The five-year/100,000-mile powertrain coverage -- once touted by former GM CEO Rick Wagoner as a symbol of the improved quality of GM's vehicles -- will be reduced to five years/60,000 miles for '16 models. The brands will continue to offer courtesy transportation and roadside assistance during the coverage period.
The five-year/60,000-mile coverage matches that of many of GM's largest competitors, including Ford, Toyota and Honda. Hyundai and Kia offer a 10-year, 100,000-mile powertrain coverage, which the Korean brands bill as "America's Best Warranty."
GM also will scale back its offer of two years of free maintenance, including oil changes and tire rotations, on most new Chevy, GMC and Buick vehicles. The brands, which began the free-maintenance deal for model year 2014, will reduce the number of free service visits to two, from four, starting with '16 models.
Both changes were announced in a memo sent to dealers on Wednesday.
Perception of quality
GM's 100,000-mile powertrain warranty took effect for the 2007 model year. The move was announced in September 2006 by then-CEO Wagoner during a large press conference along the Detroit River outside of GM's headquarters building.
The decision, which Wagoner and other top executives hashed over for several months, was seen as a way to help close the gap in the perception of quality between GM and its Japanese competitors and give customers more confidence in GM's vehicles.
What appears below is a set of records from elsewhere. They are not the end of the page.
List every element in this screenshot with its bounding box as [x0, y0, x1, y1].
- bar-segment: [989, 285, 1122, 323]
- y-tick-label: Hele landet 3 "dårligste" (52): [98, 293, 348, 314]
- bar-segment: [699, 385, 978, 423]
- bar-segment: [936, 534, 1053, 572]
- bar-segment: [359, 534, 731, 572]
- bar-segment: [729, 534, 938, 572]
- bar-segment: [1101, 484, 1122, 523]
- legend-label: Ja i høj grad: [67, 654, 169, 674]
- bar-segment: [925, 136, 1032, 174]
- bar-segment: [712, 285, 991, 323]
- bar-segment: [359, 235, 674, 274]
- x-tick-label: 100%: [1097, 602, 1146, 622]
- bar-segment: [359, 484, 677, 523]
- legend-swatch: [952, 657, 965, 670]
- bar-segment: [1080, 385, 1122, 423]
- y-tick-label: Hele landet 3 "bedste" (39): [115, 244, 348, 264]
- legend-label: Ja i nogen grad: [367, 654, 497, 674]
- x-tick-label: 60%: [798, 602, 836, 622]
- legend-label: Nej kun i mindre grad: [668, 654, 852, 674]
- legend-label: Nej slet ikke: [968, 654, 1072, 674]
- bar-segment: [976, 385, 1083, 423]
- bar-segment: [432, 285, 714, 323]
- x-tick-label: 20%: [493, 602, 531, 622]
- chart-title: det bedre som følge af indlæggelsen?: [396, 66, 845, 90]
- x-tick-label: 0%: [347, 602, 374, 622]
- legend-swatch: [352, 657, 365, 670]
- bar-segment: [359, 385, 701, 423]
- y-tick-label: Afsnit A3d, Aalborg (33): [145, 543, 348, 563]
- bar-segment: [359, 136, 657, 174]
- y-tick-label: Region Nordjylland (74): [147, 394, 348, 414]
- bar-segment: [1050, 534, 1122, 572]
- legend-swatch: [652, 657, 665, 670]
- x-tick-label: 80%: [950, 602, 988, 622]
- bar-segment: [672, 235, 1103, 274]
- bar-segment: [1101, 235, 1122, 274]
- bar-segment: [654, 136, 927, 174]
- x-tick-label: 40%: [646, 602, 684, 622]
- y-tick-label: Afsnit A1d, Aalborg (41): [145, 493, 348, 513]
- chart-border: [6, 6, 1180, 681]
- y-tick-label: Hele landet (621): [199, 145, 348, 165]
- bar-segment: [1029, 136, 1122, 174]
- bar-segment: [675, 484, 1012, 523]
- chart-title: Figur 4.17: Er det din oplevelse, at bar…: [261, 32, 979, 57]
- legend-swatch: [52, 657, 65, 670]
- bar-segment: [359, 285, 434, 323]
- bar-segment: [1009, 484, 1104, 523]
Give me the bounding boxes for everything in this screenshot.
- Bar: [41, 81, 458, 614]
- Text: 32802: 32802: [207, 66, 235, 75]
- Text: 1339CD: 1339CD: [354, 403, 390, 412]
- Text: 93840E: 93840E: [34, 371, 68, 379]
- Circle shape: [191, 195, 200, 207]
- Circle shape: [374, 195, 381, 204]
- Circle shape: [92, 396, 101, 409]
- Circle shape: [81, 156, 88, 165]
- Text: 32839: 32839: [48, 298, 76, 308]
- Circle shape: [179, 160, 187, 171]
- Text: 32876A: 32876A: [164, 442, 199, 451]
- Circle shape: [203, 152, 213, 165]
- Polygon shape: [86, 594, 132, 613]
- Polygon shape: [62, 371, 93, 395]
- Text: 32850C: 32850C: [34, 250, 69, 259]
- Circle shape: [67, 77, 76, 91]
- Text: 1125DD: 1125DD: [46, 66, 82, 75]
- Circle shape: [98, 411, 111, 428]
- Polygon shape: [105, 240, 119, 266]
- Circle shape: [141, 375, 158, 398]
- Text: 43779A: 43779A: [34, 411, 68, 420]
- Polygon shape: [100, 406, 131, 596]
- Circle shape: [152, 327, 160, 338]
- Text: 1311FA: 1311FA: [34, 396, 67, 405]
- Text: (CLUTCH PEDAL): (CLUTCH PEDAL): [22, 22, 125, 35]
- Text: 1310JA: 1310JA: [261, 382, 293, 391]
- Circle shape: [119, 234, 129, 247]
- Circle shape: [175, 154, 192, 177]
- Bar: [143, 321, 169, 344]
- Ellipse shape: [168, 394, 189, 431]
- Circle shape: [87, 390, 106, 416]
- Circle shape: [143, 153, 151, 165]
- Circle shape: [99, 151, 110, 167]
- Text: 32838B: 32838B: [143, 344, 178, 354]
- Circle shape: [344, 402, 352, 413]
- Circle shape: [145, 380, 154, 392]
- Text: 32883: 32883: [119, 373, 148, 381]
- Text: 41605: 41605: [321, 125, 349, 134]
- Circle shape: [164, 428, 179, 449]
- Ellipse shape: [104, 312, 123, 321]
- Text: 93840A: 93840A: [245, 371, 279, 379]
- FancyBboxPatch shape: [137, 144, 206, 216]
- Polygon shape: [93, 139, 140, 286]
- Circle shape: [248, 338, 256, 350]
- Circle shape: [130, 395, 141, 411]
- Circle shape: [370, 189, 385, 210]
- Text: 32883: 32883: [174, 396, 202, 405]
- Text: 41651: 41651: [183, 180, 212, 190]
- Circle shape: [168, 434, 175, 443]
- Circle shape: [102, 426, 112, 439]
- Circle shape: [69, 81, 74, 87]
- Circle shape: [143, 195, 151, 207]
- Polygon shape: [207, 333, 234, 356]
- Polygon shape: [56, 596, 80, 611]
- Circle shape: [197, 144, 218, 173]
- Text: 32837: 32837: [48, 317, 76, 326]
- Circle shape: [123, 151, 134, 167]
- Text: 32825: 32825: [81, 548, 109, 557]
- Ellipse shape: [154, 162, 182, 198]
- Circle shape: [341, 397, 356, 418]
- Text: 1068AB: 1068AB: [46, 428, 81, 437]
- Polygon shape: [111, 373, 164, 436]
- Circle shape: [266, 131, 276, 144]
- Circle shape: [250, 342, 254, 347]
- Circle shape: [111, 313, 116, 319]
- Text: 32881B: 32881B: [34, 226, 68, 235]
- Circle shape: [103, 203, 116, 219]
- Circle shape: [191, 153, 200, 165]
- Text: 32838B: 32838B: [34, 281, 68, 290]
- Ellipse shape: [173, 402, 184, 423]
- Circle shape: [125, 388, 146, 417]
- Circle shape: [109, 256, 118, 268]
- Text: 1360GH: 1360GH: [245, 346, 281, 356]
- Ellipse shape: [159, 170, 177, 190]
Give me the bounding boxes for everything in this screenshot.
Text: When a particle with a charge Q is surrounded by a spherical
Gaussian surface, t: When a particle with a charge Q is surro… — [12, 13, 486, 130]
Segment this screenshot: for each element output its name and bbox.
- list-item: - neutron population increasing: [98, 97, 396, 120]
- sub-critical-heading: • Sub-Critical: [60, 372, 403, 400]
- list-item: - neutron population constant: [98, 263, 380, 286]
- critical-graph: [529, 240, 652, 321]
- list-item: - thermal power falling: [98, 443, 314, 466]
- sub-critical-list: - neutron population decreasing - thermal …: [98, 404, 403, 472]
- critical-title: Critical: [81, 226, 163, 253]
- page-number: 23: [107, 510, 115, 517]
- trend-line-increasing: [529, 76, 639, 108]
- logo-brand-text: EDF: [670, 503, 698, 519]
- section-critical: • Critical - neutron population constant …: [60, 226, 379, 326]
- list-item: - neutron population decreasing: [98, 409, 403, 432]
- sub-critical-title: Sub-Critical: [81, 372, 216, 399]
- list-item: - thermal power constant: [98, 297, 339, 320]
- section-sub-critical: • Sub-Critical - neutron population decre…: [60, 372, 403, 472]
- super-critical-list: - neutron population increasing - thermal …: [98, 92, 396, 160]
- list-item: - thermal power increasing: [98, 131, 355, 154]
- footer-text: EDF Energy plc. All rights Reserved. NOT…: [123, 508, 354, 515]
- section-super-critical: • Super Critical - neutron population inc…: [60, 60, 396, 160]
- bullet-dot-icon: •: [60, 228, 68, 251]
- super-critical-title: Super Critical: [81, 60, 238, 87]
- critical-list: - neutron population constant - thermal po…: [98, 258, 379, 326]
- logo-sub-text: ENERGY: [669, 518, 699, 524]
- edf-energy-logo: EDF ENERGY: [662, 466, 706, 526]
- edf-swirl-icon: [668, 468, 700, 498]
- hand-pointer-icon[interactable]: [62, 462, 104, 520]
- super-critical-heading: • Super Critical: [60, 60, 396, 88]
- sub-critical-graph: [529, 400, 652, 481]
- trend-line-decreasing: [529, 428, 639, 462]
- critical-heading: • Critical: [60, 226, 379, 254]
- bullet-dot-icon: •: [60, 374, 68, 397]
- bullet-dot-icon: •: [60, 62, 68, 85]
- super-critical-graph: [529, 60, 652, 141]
GM also believed it would help boost certified preowned sales.
But it turns out that the extended warranty hasn’t been as big a draw for customers as GM had expected.
"Through research, we have determined that when purchasing a new vehicle, included maintenance and warranty rank low on the list of reasons why consumers consider a particular brand over another," reads the dealer memo, sent by Chevrolet vice president Brian Sweeney and GMC vice president Duncan Aldred.
"As a result, we have benchmarked our competitors, reviewed our current offerings and have concluded the following modifications to align closely with our customers’ needs and expectations," it said.
A GM spokesman said both the powertrain warranty and the inclusion of free scheduled maintenance remain "among the most competitive in the industry."
“The financial impact of this change is immaterial and any savings will be reinvested in features customers value like advanced vehicle technology," he said.
Buick and Cadillac will keep their six-year/70,000-mile coverage, the memo said. That coverage was revised two years ago from the five-year/100,000-mile level.
The Volt plug-in hybrid will retain its 100,000-mile warranty on its battery pack and drive unit, a Chevy spokesman said.
GM rolled out the free-maintenance program as a customer-retention move. At GM's annual shareholders meeting in June 2013, then-CEO Dan Akerson said it was meant to "forge even stronger relationships" between GM dealerships and customers and "to kick the ownership experience off on the right foot."
Some dealers have said that many customers don't bother to take advantage of the program, which includes a 27-point inspection.